At week 204, ASAS20, ASAS40, and ASAS-PR [partial remission] were achieved in 54.1%, 44.0%, and 23.4% of patients, respectively, using nonresponder imputation (patients with missing data were considered to be nonresponders). In the patients with ankylosing spondylitis, ASAS20, ASAS40, and ASAS-PR were achieved in 56.2%, 44.6%, and 21.5%, respectively. In the patients with nr-axSpA, the rates were 51.5%, 43.3%, and 25.8%, respectively.
Mean Bath Ankylosing Spondylitis Disease Activity Index (BASDAI) score reductions were similar (last observation carried forward) for axSpA (–3.4) and nr-axSpA (–3.6) groups, as were Bath Ankylosing Spondylitis Functional Index (BASFI) score reductions (–2.6 and –2.7, respectively). Reductions were greater for BASDAI/BASFI in patients remaining on treatment (observed cases) in axSpA and nr-axSpA groups (–4.1 and –3.0), respectively.

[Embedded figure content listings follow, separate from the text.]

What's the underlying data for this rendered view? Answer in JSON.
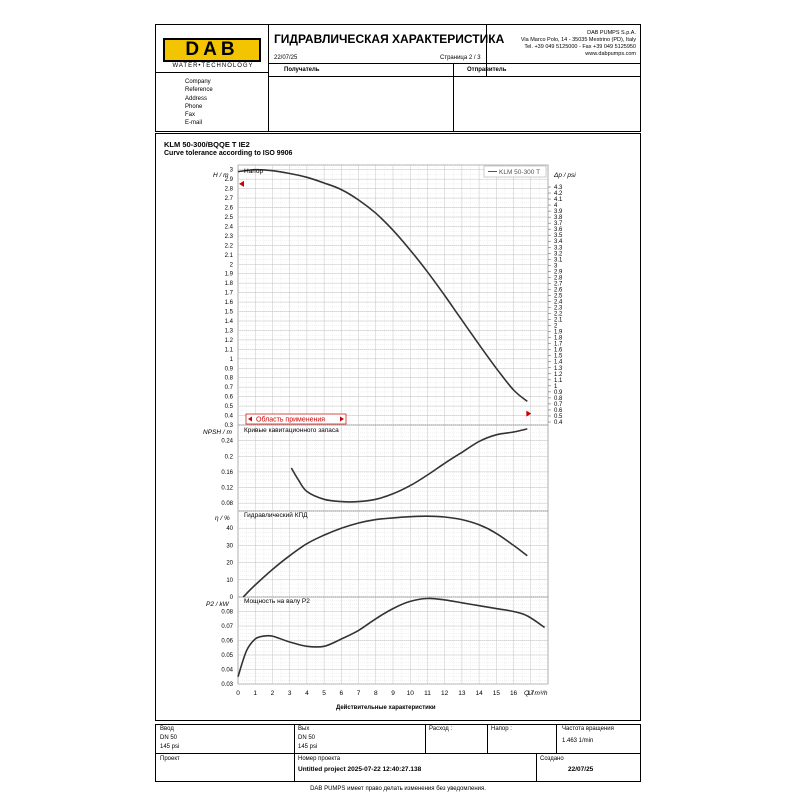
{
  "header": {
    "logo_text": "DAB",
    "logo_tagline": "WATER•TECHNOLOGY",
    "title": "ГИДРАВЛИЧЕСКАЯ ХАРАКТЕРИСТИКА",
    "date": "22/07/25",
    "page": "Страница 2 / 3",
    "company_name": "DAB PUMPS S.p.A.",
    "company_address": "Via Marco Polo, 14 - 35035 Mestrino (PD), Italy",
    "company_phone": "Tel. +39 049 5125000 - Fax +39 049 5125950",
    "company_web": "www.dabpumps.com",
    "recipient_label": "Получатель",
    "sender_label": "Отправитель",
    "contact_labels": [
      "Company",
      "Reference",
      "Address",
      "Phone",
      "Fax",
      "E-mail"
    ]
  },
  "product": {
    "model": "KLM 50-300/BQQE T IE2",
    "tolerance": "Curve tolerance according to ISO 9906"
  },
  "colors": {
    "curve": "#333333",
    "grid": "#bbbbbb",
    "marker": "#cc0000",
    "logo_bg": "#f2c500"
  },
  "charts": {
    "head": {
      "panel_title": "Напор",
      "ylabel": "H / m",
      "ylabel_right": "Δp / psi",
      "legend": "KLM 50-300 T",
      "range_label": "Область применения",
      "yticks": [
        "3",
        "2.9",
        "2.8",
        "2.7",
        "2.6",
        "2.5",
        "2.4",
        "2.3",
        "2.2",
        "2.1",
        "2",
        "1.9",
        "1.8",
        "1.7",
        "1.6",
        "1.5",
        "1.4",
        "1.3",
        "1.2",
        "1.1",
        "1",
        "0.9",
        "0.8",
        "0.7",
        "0.6",
        "0.5",
        "0.4",
        "0.3"
      ],
      "yticks_right": [
        "4.3",
        "4.2",
        "4.1",
        "4",
        "3.9",
        "3.8",
        "3.7",
        "3.6",
        "3.5",
        "3.4",
        "3.3",
        "3.2",
        "3.1",
        "3",
        "2.9",
        "2.8",
        "2.7",
        "2.6",
        "2.5",
        "2.4",
        "2.3",
        "2.2",
        "2.1",
        "2",
        "1.9",
        "1.8",
        "1.7",
        "1.6",
        "1.5",
        "1.4",
        "1.3",
        "1.2",
        "1.1",
        "1",
        "0.9",
        "0.8",
        "0.7",
        "0.6",
        "0.5",
        "0.4"
      ]
    },
    "npsh": {
      "panel_title": "Кривые кавитационного запаса",
      "ylabel": "NPSH / m",
      "yticks": [
        "0.24",
        "0.2",
        "0.16",
        "0.12",
        "0.08"
      ]
    },
    "efficiency": {
      "panel_title": "Гидравлический КПД",
      "ylabel": "η / %",
      "yticks": [
        "40",
        "30",
        "20",
        "10",
        "0"
      ]
    },
    "power": {
      "panel_title": "Мощность на валу  P2",
      "ylabel": "P2 / kW",
      "yticks": [
        "0.08",
        "0.07",
        "0.06",
        "0.05",
        "0.04",
        "0.03"
      ]
    },
    "xaxis": {
      "ticks": [
        "0",
        "1",
        "2",
        "3",
        "4",
        "5",
        "6",
        "7",
        "8",
        "9",
        "10",
        "11",
        "12",
        "13",
        "14",
        "15",
        "16",
        "17"
      ],
      "unit": "Q / m³/h",
      "caption": "Действительные характеристики"
    }
  },
  "chart_data": [
    {
      "type": "line",
      "title": "Напор",
      "ylabel": "H / m",
      "xlabel": "Q / m³/h",
      "xlim": [
        0,
        18
      ],
      "ylim": [
        0.3,
        3.05
      ],
      "series": [
        {
          "name": "KLM 50-300 T",
          "x": [
            0,
            1,
            2,
            3,
            4,
            5,
            6,
            7,
            8,
            9,
            10,
            11,
            12,
            13,
            14,
            15,
            16,
            16.8
          ],
          "y": [
            2.98,
            3.0,
            2.99,
            2.96,
            2.92,
            2.86,
            2.79,
            2.68,
            2.54,
            2.36,
            2.15,
            1.92,
            1.67,
            1.41,
            1.15,
            0.9,
            0.67,
            0.55
          ]
        }
      ],
      "markers": {
        "left_y": 2.85,
        "right_y": 0.42
      }
    },
    {
      "type": "line",
      "title": "Кривые кавитационного запаса",
      "ylabel": "NPSH / m",
      "xlim": [
        0,
        18
      ],
      "ylim": [
        0.06,
        0.28
      ],
      "series": [
        {
          "x": [
            3.1,
            3.5,
            4,
            5,
            6,
            7,
            8,
            9,
            10,
            11,
            12,
            13,
            14,
            15,
            16,
            16.8
          ],
          "y": [
            0.17,
            0.14,
            0.11,
            0.09,
            0.084,
            0.084,
            0.09,
            0.104,
            0.125,
            0.152,
            0.182,
            0.21,
            0.238,
            0.255,
            0.262,
            0.27
          ]
        }
      ]
    },
    {
      "type": "line",
      "title": "Гидравлический КПД",
      "ylabel": "η / %",
      "xlim": [
        0,
        18
      ],
      "ylim": [
        0,
        50
      ],
      "series": [
        {
          "x": [
            0.3,
            1,
            2,
            3,
            4,
            5,
            6,
            7,
            8,
            9,
            10,
            11,
            12,
            13,
            14,
            15,
            16,
            16.8
          ],
          "y": [
            0,
            7,
            16,
            24,
            31,
            36,
            40,
            43,
            45,
            46,
            46.7,
            47,
            46.5,
            45,
            42,
            37,
            30,
            24
          ]
        }
      ]
    },
    {
      "type": "line",
      "title": "Мощность на валу  P2",
      "ylabel": "P2 / kW",
      "xlim": [
        0,
        18
      ],
      "ylim": [
        0.03,
        0.09
      ],
      "series": [
        {
          "x": [
            0,
            0.5,
            1,
            1.5,
            2,
            3,
            4,
            5,
            6,
            7,
            8,
            9,
            10,
            11,
            12,
            13,
            14,
            15,
            16,
            16.8,
            17.8
          ],
          "y": [
            0.035,
            0.053,
            0.061,
            0.063,
            0.063,
            0.059,
            0.056,
            0.056,
            0.061,
            0.067,
            0.075,
            0.082,
            0.087,
            0.089,
            0.088,
            0.086,
            0.084,
            0.082,
            0.08,
            0.077,
            0.069
          ]
        }
      ]
    }
  ],
  "footer": {
    "cells": [
      {
        "label": "Ввод",
        "lines": [
          "DN 50",
          "145 psi"
        ]
      },
      {
        "label": "Вых",
        "lines": [
          "DN 50",
          "145 psi"
        ]
      },
      {
        "label": "Расход :",
        "lines": []
      },
      {
        "label": "Напор :",
        "lines": []
      },
      {
        "label": "Частота вращения",
        "lines": [
          "1.463 1/min"
        ]
      }
    ],
    "project_label": "Проект",
    "project_number_label": "Номер проекта",
    "project_name": "Untitled project 2025-07-22 12:40:27.138",
    "created_label": "Создано",
    "created_date": "22/07/25",
    "disclaimer": "DAB PUMPS имеет право делать изменения без уведомления."
  }
}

Among patients remaining on treatment, responses to certolizumab pegol were maintained in a very high proportion, Dr van der Heijde commented. ASAS20, ASAS40, and ASAS-PR rates were 83.7%, 68.1%, and 36.5%, respectively, and, again, were similar in axSpA and nr-axSpA groups.
The 4-year safety profile for certolizumab pegol was consistent with previous reports of RAPID-axSpa results, with no new safety signals.
To investigate whether patients who withdrew from the study did so because of high disease activity, Ankylosing Spondylitis Disease Activity Score-inactive disease (ASDAS-ID) rates were compared between patients completing week 204, and patients withdrawing early (for whom ASDAS disease activity status at withdrawal was carried forward). At week 204, 31.0% of patients had ASDAS-ID, compared with 34.2% of those withdrawing early, suggesting that, in general, patients who withdrew did not do so because of an exacerbation in disease activity.
“For clinicians, these data show that efficacy is good after 4 years of treatment,” Dr van der Heijde emphasized. “The fact that response rates were very similar in patients with radiographic and nonradiographic disease sends an important message, that nr-axSpa is not a self-limiting disease.”
“The nr-axSpa data also show that patients who stopped treatment still have active disease. If the nr-axSpa were self-limiting, you would not see that,” she added.